Romney is also set on a plan to cut Government expenditure, packages such as the $787 billion relief fund pushed through Congress by Obama to tackle the United States struggling economy would be a thing of the past. It is packages like these that have led to the stable growth of the US economy over the past thirteen quarters, not exactly the failure the Republicans crow that it is.

But it only gets worse, another two huge issues arise with Romney’s policy direction. He wants to immediately repeal Obama’s Health Care bill, possibly the most valuable domestic achievement of his term in office. This turn would leave countless US citizens without any health care support. What is more, is that this will be coupled with a sizeable reduction in welfare provision if the Republican takes the Presidency. Whilst those on the right may be crying it is up to the individual to support themselves, get a job so that they can afford medical insurance, this is not possible if the Government of the country does not provide an environment in which the economy and job opportunities can grow. By cutting Government expenditure, which increasingly runs the risk of sending the US into a double dip recession, Romney will not just remove this environment, but hold the US citizenry to account for a situation far beyond their control.
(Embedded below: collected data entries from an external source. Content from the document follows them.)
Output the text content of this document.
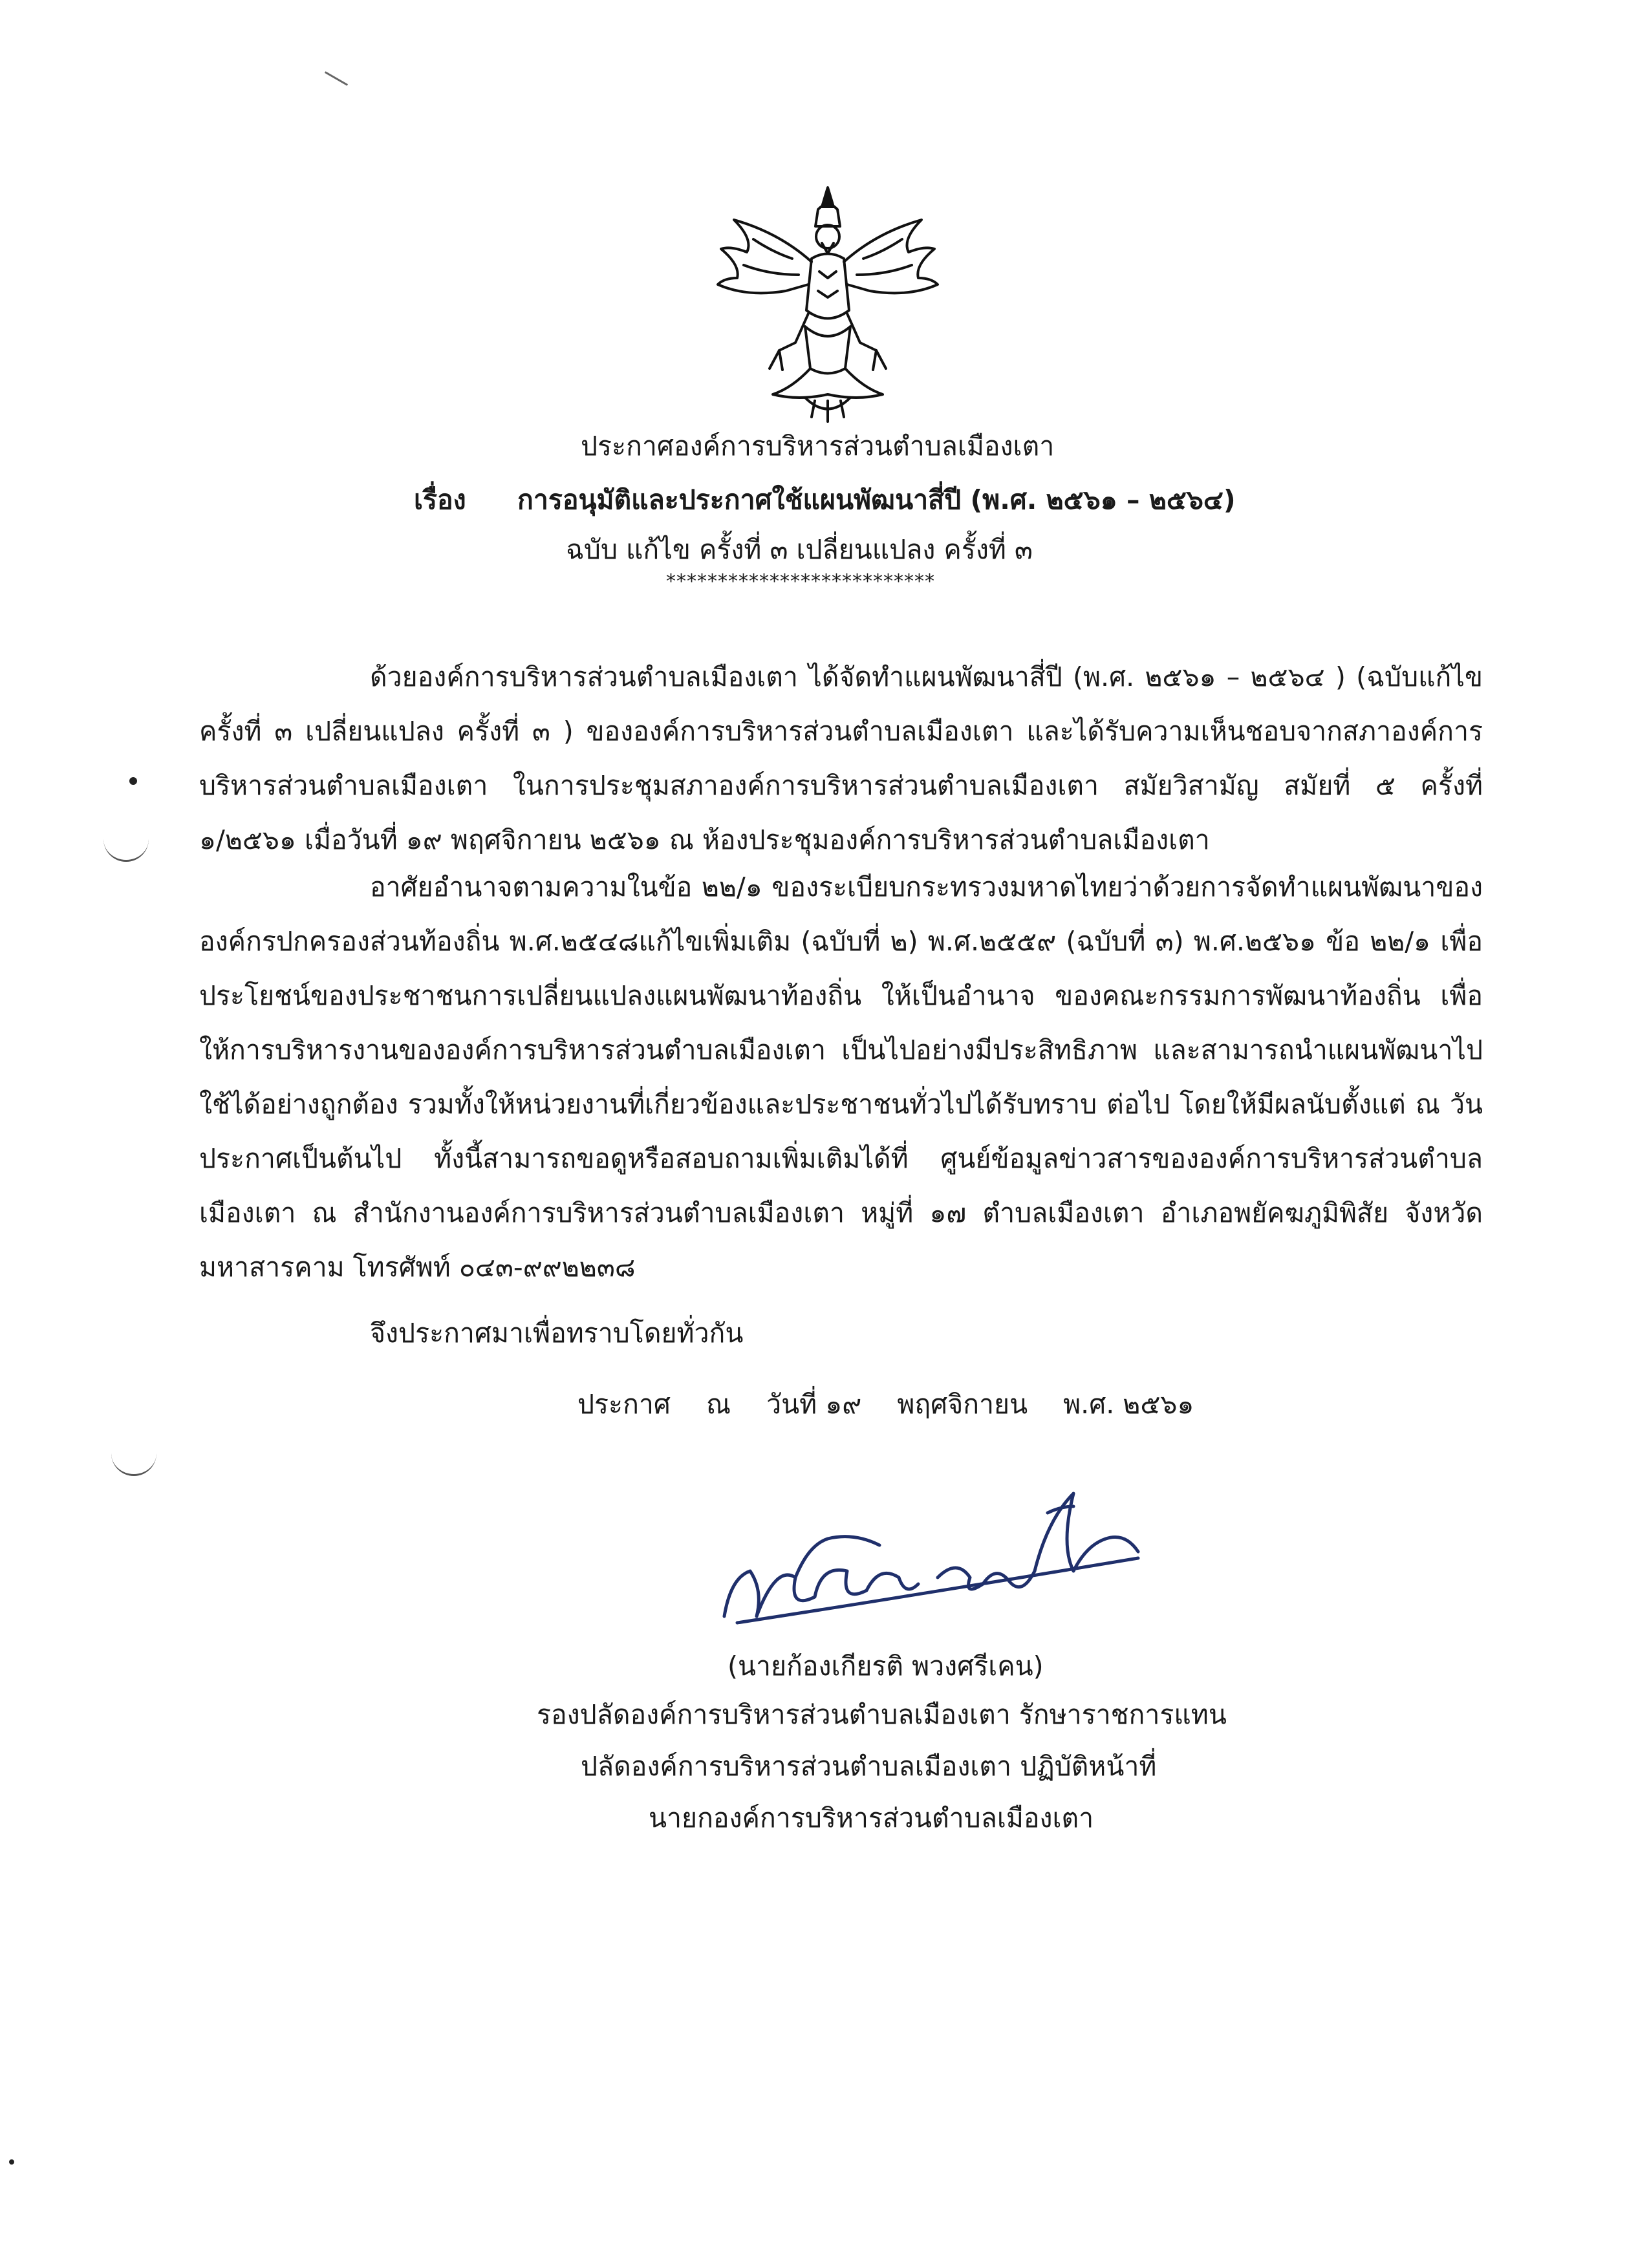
ประกาศองค์การบริหารส่วนตำบลเมืองเตา
เรื่อง การอนุมัติและประกาศใช้แผนพัฒนาสี่ปี (พ.ศ. ๒๕๖๑ – ๒๕๖๔)
ฉบับ แก้ไข ครั้งที่ ๓ เปลี่ยนแปลง ครั้งที่ ๓
**************************

ด้วยองค์การบริหารส่วนตำบลเมืองเตา ได้จัดทำแผนพัฒนาสี่ปี (พ.ศ. ๒๕๖๑ – ๒๕๖๔ ) (ฉบับแก้ไข ครั้งที่ ๓ เปลี่ยนแปลง ครั้งที่ ๓ ) ขององค์การบริหารส่วนตำบลเมืองเตา และได้รับความเห็นชอบจากสภาองค์การบริหารส่วนตำบลเมืองเตา ในการประชุมสภาองค์การบริหารส่วนตำบลเมืองเตา สมัยวิสามัญ สมัยที่ ๕ ครั้งที่ ๑/๒๕๖๑ เมื่อวันที่ ๑๙ พฤศจิกายน ๒๕๖๑ ณ ห้องประชุมองค์การบริหารส่วนตำบลเมืองเตา

อาศัยอำนาจตามความในข้อ ๒๒/๑ ของระเบียบกระทรวงมหาดไทยว่าด้วยการจัดทำแผนพัฒนาขององค์กรปกครองส่วนท้องถิ่น พ.ศ.๒๕๔๘แก้ไขเพิ่มเติม (ฉบับที่ ๒) พ.ศ.๒๕๕๙ (ฉบับที่ ๓) พ.ศ.๒๕๖๑ ข้อ ๒๒/๑ เพื่อประโยชน์ของประชาชนการเปลี่ยนแปลงแผนพัฒนาท้องถิ่น ให้เป็นอำนาจ ของคณะกรรมการพัฒนาท้องถิ่น เพื่อให้การบริหารงานขององค์การบริหารส่วนตำบลเมืองเตา เป็นไปอย่างมีประสิทธิภาพ และสามารถนำแผนพัฒนาไปใช้ได้อย่างถูกต้อง รวมทั้งให้หน่วยงานที่เกี่ยวข้องและประชาชนทั่วไปได้รับทราบ ต่อไป โดยให้มีผลนับตั้งแต่ ณ วันประกาศเป็นต้นไป ทั้งนี้สามารถขอดูหรือสอบถามเพิ่มเติมได้ที่ ศูนย์ข้อมูลข่าวสารขององค์การบริหารส่วนตำบลเมืองเตา ณ สำนักงานองค์การบริหารส่วนตำบลเมืองเตา หมู่ที่ ๑๗ ตำบลเมืองเตา อำเภอพยัคฆภูมิพิสัย จังหวัดมหาสารคาม โทรศัพท์ ๐๔๓-๙๙๒๒๓๘

จึงประกาศมาเพื่อทราบโดยทั่วกัน
ประกาศ ณ วันที่ ๑๙ พฤศจิกายน พ.ศ. ๒๕๖๑
(นายก้องเกียรติ พวงศรีเคน)
รองปลัดองค์การบริหารส่วนตำบลเมืองเตา รักษาราชการแทน
ปลัดองค์การบริหารส่วนตำบลเมืองเตา ปฏิบัติหน้าที่
นายกองค์การบริหารส่วนตำบลเมืองเตา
Social inequality is a bugbear of liberal democratic institutions and feeds the apathy that many democratic countries face. Romney’s budgetary plans are aimed at redistributing wealth back to the rich, depriving the poor to an even greater extent. If the ascribed budget gets the go ahead those earning over $1 million will receive a thirty-seven percent tax cut, at the other end of the scale benefits to the poor would be cut up to a staggering sixty-seven percent. In a time of economic uncertainty this is a potential recipe for social unrest on a massive scale.

Secondly Romney wishes to pursue a more active form of Foreign Policy. What this means in reality is Romney will spend the promised $2 trillion on defence – this money will have to come from somewhere. There is a growing certainty war with Iran will ensue, a war the United States cannot afford, especially as it is still enthralled in other messy middle eastern conflicts.

Apathy with Obama’s term has arisen due to the restraints under which the President has had to act under. Obama has been attacked constantly over the previous four years by Republicans in Congress and the Senate. He has managed to stabilise the States creating and saving nearly three million jobs, increasing health provisions and providing the support that is expected from modern democratic institutions.